As we reviewed our progress, we realized that more was still necessary to lift millions from poverty. We needed not only the transformative power of education and technology, but also the dynamic energy of the private sector. But despite the growth of private sector investment in developing countries, almost none of it went to poverty reducing agricultural development in Africa. When we reached out to global and local firms, we frequently heard them cite the same barriers to investment—corruption, ineffective policies, and a lack of access to donor projects.
After these discussions, we knew we needed a new approach, even if it meant challenging old assumptions. Although private sector-led growth is considered the foundation of developed economies, it has seldom if ever been included in our efforts to fight poverty or alleviate hunger. There is a deep wariness that private companies only profit at the expense of others. At the same time, governments anddevelopment organizations aren’tdesigned to be efficient partners with investors and entrepreneurs. Everyone has to adapt.

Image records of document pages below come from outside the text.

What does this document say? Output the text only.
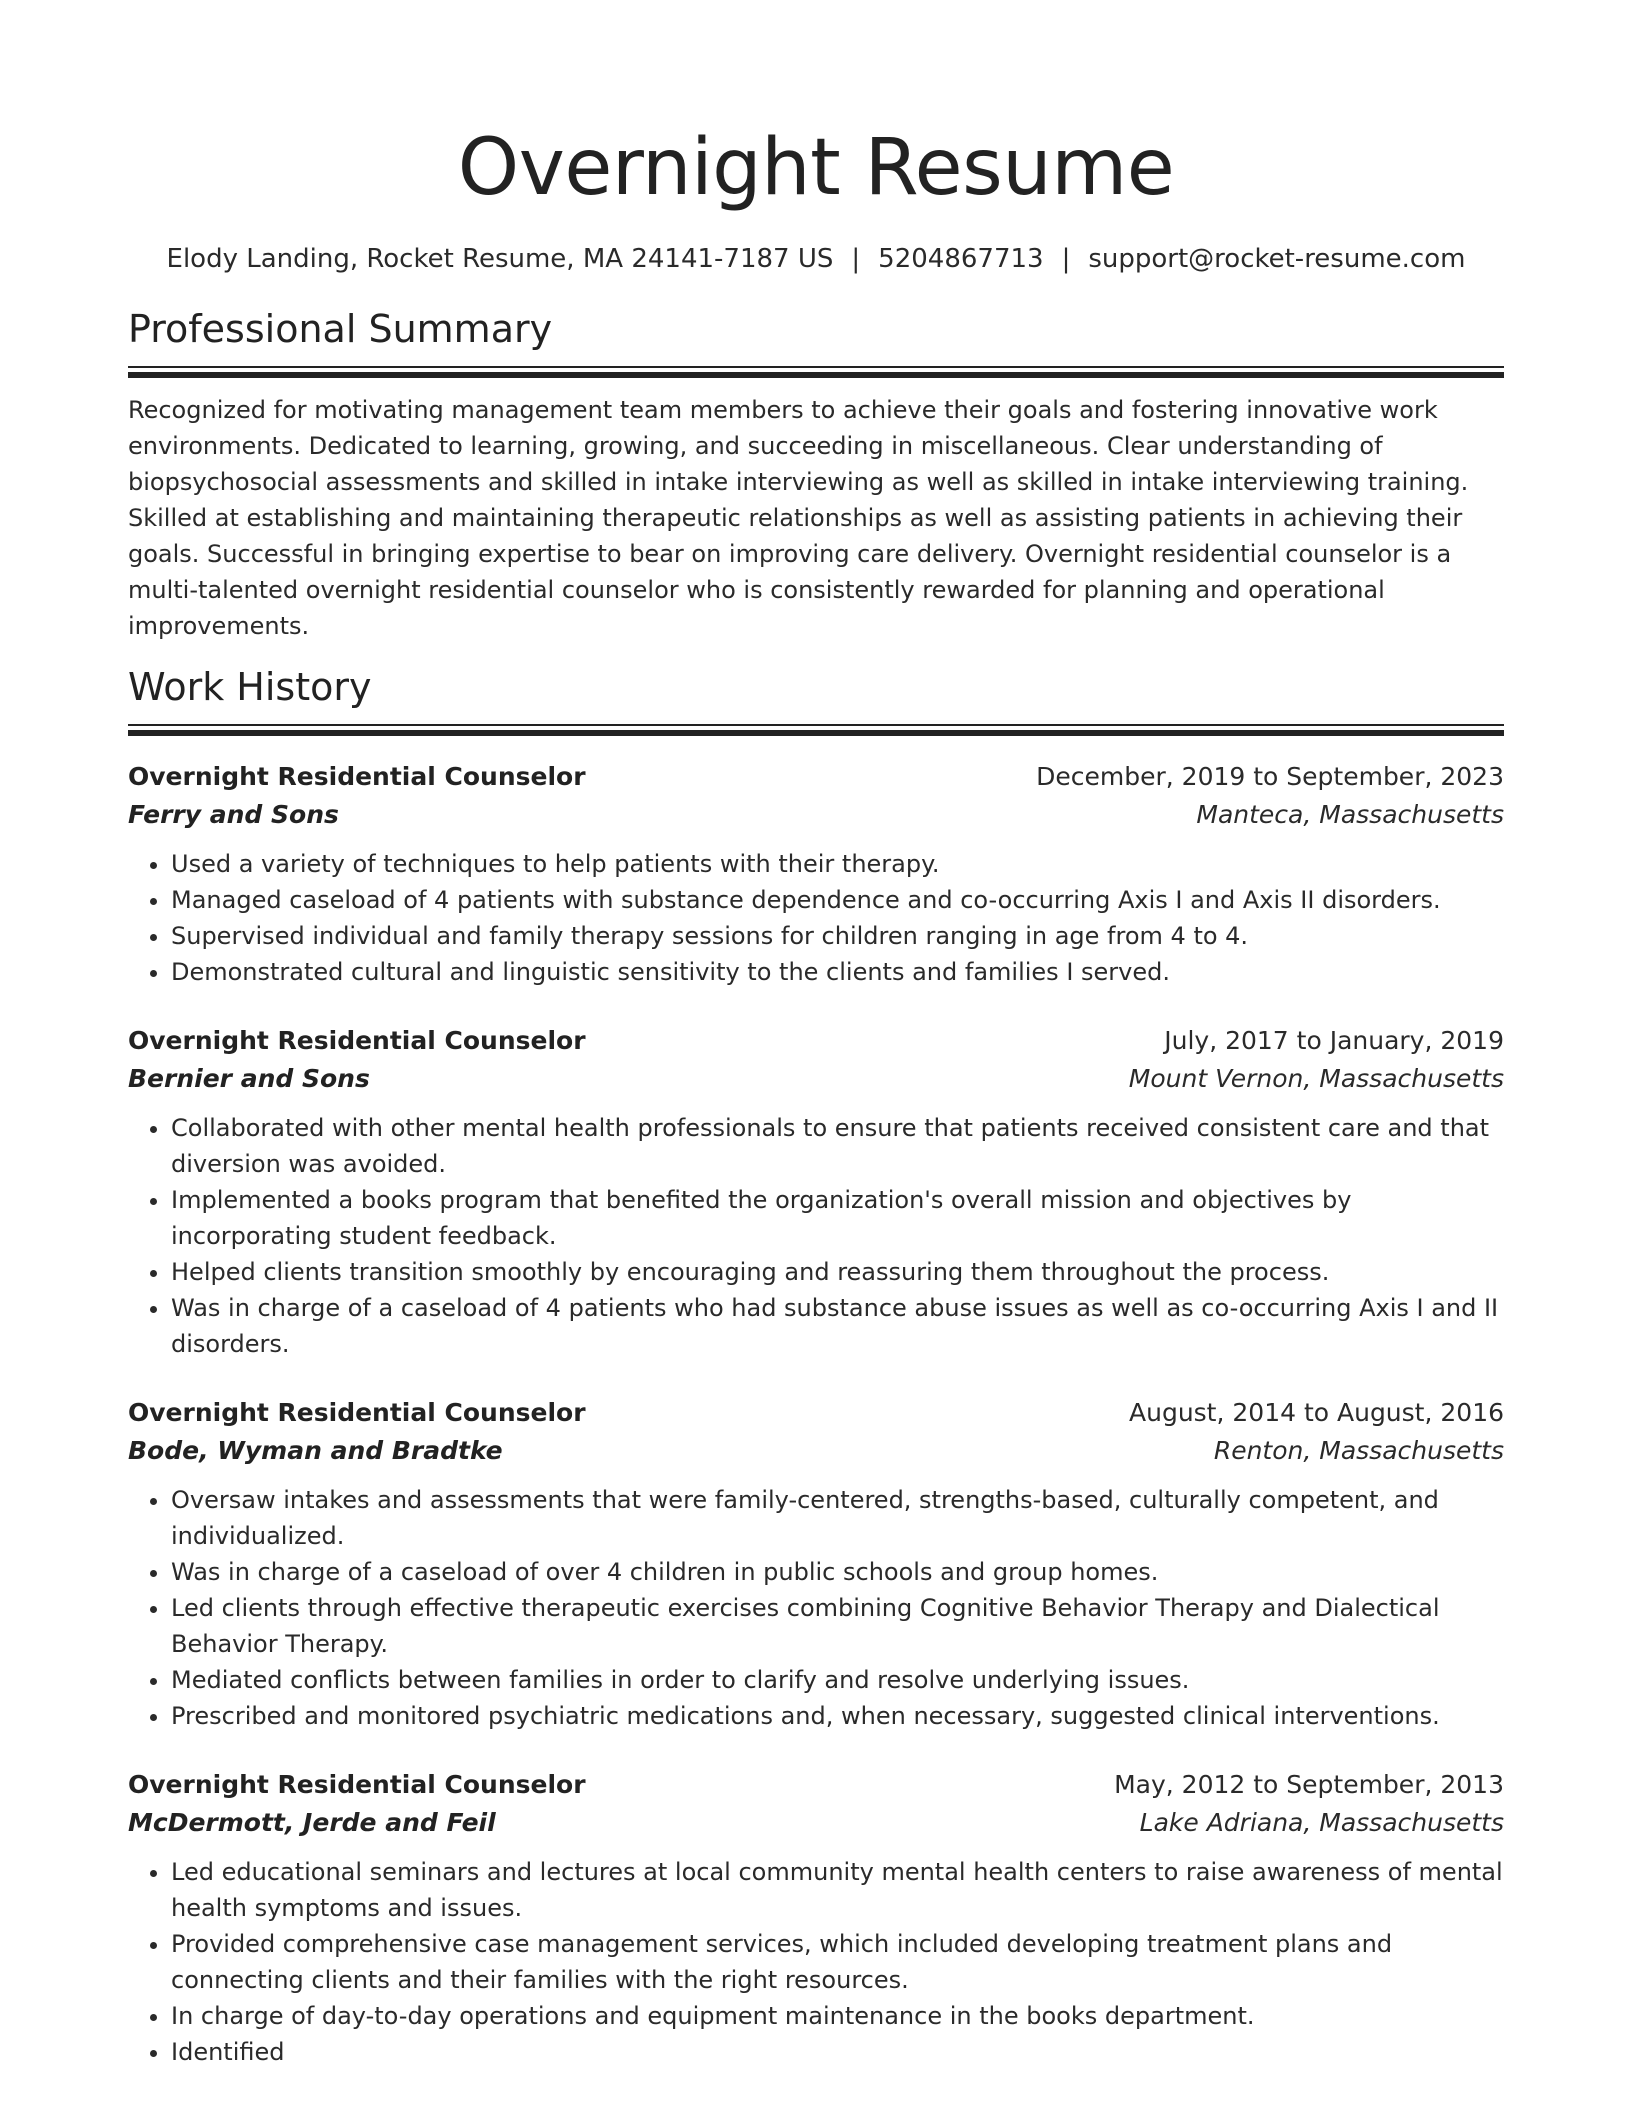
Overnight Resume
Elody Landing, Rocket Resume, MA 24141-7187 US | 5204867713 | support@rocket-resume.com
Professional Summary

Recognized for motivating management team members to achieve their goals and fostering innovative work environments. Dedicated to learning, growing, and succeeding in miscellaneous. Clear understanding of biopsychosocial assessments and skilled in intake interviewing as well as skilled in intake interviewing training. Skilled at establishing and maintaining therapeutic relationships as well as assisting patients in achieving their goals. Successful in bringing expertise to bear on improving care delivery. Overnight residential counselor is a multi-talented overnight residential counselor who is consistently rewarded for planning and operational improvements.

Work History
Overnight Residential Counselor	December, 2019 to September, 2023
Ferry and Sons	Manteca, Massachusetts
• Used a variety of techniques to help patients with their therapy.
• Managed caseload of 4 patients with substance dependence and co-occurring Axis I and Axis II disorders.
• Supervised individual and family therapy sessions for children ranging in age from 4 to 4.
• Demonstrated cultural and linguistic sensitivity to the clients and families I served.
Overnight Residential Counselor	July, 2017 to January, 2019
Bernier and Sons	Mount Vernon, Massachusetts
• Collaborated with other mental health professionals to ensure that patients received consistent care and that diversion was avoided.
• Implemented a books program that benefited the organization's overall mission and objectives by incorporating student feedback.
• Helped clients transition smoothly by encouraging and reassuring them throughout the process.
• Was in charge of a caseload of 4 patients who had substance abuse issues as well as co-occurring Axis I and II disorders.
Overnight Residential Counselor	August, 2014 to August, 2016
Bode, Wyman and Bradtke	Renton, Massachusetts
• Oversaw intakes and assessments that were family-centered, strengths-based, culturally competent, and individualized.
• Was in charge of a caseload of over 4 children in public schools and group homes.
• Led clients through effective therapeutic exercises combining Cognitive Behavior Therapy and Dialectical Behavior Therapy.
• Mediated conflicts between families in order to clarify and resolve underlying issues.
• Prescribed and monitored psychiatric medications and, when necessary, suggested clinical interventions.
Overnight Residential Counselor	May, 2012 to September, 2013
McDermott, Jerde and Feil	Lake Adriana, Massachusetts
• Led educational seminars and lectures at local community mental health centers to raise awareness of mental health symptoms and issues.
• Provided comprehensive case management services, which included developing treatment plans and connecting clients and their families with the right resources.
• In charge of day-to-day operations and equipment maintenance in the books department.
• Identified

To tackle these barriers head on, we brought donors, private sector companies, and developing countries together in a New Alliance for Food Security and Nutrition that matches market-oriented reforms from African governments with commitments from the private sector in agriculture. Announced by President Obama at the G8 Summit last May, the New Alliance will lift 50 million people out of poverty in Africa within 10 years.
I recently returned from Tanzania, where I saw the results of these efforts firsthand.
Through Feed the Future programs, rice yields have increased by over 50 percent and horticulture yields by 44 percent—early progress that has been reflected globally. This past year, we helped more than 7 million farmers around the world apply new technologies and practices, four times the number we reached the previous year.
The Government of Tanzania has removed its export ban on staple commodities and liberalized seed laws. At the same time, Yara International has started construction on a fertilizer terminal at the nation’s largest port, and a local company called Tanseed is developing a seed package designed specifically for smallholder farmers. So far, more than 70 companies—half of them local African firms—have committed $3.75 billion towards African agriculture through the New Alliance.
These efforts are complemented by a set of public-private partnership tools—including our expanded Development Credit Authority—that allow us to put local wealth to work. We have deployed our first-ever cadre of field investment officers—Foreign Service Officers with experience in finance and banking—to reach out to the private sector at all levels, from local women’s cooperatives to Fortune 500 companies.
We’re encouraged by early results, but we know we face real challenges ahead, including helping our partner governments follow through on reforms and deepening our engagement with civil society. But in a world where investment flows vastly outpace official assistance, nations will only achieve development in partnership with a vibrant and transparent private sector. Through the New Alliance, we can empower government and business leaders to chart this new path in development.